Nearly 50 years later, the Apache and Yaqui actor and activist said she would do it all again “in a heartbeat.”

In an interview with Variety ahead of an appearance this weekend at the Academy Museum of Motion Pictures, Littlefeather reflected on the now famous 60-second speech she gave when she declined an Oscar on behalf of Marlon Brando.

“I did not do this totally for Marlon. I did not do this on my behalf,” she told the publication. “I did this for all Native people everywhere who suffered from racial prejudice and discrimination. I did it for all of those who were born under the umbrella of genocide, in the United States, and Canada, and for all of us who have suffered through extreme stereotypes which were not of our choosing.”

Littlefeather (left), pictured in 2010, said she faced personal and professional blowback as a result of taking a stand.
Littlefeather also discussed how she was shunned by the entertainment world after her speech, which referenced the standoff at Wounded Knee. That same year, members of the American Indian Movement occupied the South Dakota town but faced resistance from federal law enforcement.

“(The FBI) went around Hollywood and told people not to hire me. If they did, they would shut their film production down,” she said. “In addition, other people were let on talk shows like Johnny Carson, Merv Griffin, and other popular talk shows. They could go on there and talk about me, but I was never allowed to go on them and represent myself.”

Brando, unlike many in the industry, remained an ally. The two met through Brando’s interest in Indigenous issues and Littlefeather said she appreciated the actor’s “ability to see through the baloney and the prejudice.”

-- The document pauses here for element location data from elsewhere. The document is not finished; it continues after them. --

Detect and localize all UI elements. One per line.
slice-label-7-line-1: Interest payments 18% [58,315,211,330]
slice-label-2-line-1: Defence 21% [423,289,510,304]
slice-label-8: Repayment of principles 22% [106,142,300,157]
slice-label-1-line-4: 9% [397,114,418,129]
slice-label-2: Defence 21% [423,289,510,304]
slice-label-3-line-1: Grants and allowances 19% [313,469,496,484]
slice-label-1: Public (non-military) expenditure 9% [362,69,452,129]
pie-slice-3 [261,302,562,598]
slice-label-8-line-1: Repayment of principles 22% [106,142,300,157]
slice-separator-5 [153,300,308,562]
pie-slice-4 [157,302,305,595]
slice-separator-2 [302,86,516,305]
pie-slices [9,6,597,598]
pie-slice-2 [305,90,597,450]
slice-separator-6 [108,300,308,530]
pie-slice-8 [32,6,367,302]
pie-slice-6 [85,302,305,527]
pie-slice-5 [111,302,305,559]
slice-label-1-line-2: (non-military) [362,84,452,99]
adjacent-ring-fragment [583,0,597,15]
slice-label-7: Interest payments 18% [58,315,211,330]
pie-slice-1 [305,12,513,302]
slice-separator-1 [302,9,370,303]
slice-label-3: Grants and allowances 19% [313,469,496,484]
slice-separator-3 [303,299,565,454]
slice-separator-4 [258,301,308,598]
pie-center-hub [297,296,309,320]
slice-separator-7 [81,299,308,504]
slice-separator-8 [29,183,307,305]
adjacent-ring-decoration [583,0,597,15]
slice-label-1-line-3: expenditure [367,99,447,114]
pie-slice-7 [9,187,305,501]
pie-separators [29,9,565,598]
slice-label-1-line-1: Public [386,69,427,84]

“He understood racial prejudice in a way that most people do not, and that was refreshing to me,” she added.

Littlefeather’s remarks come about a month after the Academy of Motion Picture Arts and Sciences said it had apologized for the abuse she endured during and after her speech. On Saturday, the Academy is hosting a conversation with Littlefeather in an event that will also feature other Indigenous performers and speakers.